Monday, February 28, 2011

i haven't been in a very write-y mood of late. in fact, i see that it's been 6 months since i entered anything here in the blog. then today i woke up a little early and couldn't get back to sleep--which isn't such a big deal, it was only about 30 minutes before the alarm, so i decided to get up and do some wii exercise.
i logged into my wiifit user and what'dya know? it's been about 6 months since i wii'd. i'm seeing a trend here.
and apparently, since it's been 6 months since the wii was used, it needed new batteries...so i fought with that for a bit.
in the end, i never did get to the exercise part, but i did weigh in. um...yeah... that's gotta change.
for my loyal readers, all 4 of you (my own mother nor wife actually read this), i want to remind you that this blog is for me, not you. i'm not here to dispel great insight or knowledge. i blog to collect my thoughts and to throw them out there so that people can respond if they want to.

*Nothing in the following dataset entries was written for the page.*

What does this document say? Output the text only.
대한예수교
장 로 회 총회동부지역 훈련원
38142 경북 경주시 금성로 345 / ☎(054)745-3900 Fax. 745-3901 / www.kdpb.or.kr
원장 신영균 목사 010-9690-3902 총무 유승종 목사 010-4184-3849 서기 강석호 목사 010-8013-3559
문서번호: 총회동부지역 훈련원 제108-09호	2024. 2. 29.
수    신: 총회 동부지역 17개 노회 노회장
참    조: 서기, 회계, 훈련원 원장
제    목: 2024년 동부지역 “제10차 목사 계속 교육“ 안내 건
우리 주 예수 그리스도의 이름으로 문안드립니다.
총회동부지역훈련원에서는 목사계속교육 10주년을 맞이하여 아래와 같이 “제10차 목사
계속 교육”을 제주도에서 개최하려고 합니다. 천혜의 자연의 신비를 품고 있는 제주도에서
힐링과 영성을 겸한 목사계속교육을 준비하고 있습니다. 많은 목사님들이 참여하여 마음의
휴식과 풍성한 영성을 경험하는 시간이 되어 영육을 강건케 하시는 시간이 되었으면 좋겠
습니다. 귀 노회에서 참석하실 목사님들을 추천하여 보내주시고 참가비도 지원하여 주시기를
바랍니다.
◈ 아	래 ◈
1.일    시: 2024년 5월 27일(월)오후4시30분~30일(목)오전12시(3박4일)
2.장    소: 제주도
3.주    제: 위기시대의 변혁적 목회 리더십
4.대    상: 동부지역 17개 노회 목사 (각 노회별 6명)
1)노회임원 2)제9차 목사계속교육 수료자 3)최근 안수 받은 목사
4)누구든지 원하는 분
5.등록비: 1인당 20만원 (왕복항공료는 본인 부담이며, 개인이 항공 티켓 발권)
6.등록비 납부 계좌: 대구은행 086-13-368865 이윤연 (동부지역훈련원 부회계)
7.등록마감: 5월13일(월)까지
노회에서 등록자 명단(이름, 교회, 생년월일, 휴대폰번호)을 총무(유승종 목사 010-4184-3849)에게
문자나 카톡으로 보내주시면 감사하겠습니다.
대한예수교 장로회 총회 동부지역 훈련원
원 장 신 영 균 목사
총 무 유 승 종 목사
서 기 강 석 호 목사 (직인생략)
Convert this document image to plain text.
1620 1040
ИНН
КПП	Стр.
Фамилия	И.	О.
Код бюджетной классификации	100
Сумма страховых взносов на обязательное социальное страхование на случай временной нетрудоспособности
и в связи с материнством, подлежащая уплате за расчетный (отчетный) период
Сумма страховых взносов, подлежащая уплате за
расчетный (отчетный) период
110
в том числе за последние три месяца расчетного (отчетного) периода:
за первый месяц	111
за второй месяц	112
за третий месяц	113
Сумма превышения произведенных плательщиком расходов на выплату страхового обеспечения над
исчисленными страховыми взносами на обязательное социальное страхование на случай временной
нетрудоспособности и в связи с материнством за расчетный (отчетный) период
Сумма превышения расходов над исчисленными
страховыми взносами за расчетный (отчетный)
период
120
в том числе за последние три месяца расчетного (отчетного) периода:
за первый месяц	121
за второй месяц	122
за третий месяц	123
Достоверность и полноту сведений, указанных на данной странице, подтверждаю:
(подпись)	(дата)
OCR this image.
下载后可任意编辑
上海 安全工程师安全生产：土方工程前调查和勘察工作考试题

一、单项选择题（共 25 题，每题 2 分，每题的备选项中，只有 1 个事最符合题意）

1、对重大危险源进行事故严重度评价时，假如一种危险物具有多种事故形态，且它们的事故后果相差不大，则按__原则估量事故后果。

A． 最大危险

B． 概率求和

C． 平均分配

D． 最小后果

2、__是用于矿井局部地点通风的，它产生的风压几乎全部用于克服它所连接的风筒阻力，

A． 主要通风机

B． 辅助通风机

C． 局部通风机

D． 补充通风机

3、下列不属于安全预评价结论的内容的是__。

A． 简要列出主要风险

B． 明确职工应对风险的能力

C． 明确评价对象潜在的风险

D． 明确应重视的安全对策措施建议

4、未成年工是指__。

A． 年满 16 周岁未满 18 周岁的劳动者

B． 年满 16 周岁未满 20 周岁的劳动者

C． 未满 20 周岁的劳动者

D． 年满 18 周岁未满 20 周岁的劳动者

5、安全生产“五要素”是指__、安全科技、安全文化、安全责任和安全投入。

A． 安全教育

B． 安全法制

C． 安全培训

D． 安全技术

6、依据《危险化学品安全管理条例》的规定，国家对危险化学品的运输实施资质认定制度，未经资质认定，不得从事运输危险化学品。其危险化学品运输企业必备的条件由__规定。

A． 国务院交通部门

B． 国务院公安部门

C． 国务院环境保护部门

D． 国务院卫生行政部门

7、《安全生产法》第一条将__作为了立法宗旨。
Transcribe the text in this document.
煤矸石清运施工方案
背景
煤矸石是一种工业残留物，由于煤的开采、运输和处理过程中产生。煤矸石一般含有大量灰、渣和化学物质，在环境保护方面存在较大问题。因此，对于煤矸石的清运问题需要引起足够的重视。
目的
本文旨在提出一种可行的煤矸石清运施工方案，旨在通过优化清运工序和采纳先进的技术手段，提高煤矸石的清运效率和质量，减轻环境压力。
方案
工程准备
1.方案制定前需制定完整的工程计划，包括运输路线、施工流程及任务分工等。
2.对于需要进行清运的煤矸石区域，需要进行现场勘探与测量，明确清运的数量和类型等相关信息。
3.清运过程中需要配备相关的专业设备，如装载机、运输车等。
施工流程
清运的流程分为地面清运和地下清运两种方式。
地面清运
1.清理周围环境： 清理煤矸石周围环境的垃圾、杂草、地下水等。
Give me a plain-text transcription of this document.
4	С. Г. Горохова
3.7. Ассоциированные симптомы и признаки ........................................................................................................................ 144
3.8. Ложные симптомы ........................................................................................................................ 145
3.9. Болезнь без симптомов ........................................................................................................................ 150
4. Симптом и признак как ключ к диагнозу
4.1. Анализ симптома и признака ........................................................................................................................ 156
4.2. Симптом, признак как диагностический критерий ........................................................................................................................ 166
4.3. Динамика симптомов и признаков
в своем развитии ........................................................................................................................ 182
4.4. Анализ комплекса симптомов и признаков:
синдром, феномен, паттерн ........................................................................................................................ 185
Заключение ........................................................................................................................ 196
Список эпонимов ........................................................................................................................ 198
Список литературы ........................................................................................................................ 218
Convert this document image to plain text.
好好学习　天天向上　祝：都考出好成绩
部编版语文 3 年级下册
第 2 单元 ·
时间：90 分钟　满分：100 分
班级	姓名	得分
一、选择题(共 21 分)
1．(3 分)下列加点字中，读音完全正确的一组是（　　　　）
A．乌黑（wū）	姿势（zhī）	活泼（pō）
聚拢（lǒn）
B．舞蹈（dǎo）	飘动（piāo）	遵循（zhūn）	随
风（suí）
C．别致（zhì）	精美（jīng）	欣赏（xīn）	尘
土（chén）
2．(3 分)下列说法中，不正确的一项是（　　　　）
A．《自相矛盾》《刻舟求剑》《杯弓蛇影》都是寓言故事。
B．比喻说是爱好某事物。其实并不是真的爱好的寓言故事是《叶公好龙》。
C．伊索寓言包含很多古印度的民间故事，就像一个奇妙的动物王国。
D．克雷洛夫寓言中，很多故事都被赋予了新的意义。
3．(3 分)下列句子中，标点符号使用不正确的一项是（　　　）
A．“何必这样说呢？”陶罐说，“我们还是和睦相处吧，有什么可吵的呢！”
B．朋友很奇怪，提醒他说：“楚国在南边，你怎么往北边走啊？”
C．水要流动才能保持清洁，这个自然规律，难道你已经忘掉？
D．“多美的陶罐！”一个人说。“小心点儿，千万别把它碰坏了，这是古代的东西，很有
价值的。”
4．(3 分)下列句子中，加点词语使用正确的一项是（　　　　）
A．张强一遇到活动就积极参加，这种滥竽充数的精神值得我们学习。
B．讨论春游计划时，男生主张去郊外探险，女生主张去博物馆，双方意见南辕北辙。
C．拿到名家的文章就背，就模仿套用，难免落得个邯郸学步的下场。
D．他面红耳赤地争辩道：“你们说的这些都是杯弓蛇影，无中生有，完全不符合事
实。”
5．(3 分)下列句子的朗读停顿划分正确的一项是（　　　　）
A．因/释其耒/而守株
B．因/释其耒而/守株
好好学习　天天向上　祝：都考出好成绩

well, despite it all, i don't have a game plan. i don't know what i'm going to do about it. i'm not going to crash diet, but likely, if someone offered me poor quality cookies, i'd eat too many.
and in case you haven't figured it out yet, while my up-scale is my point of view, i am fully aware that things in my heart and head aren't quite right. that's what actually needs to change.

dear Jesus, i need your help to...well, i'm not sure what i need to do, but i rely on you.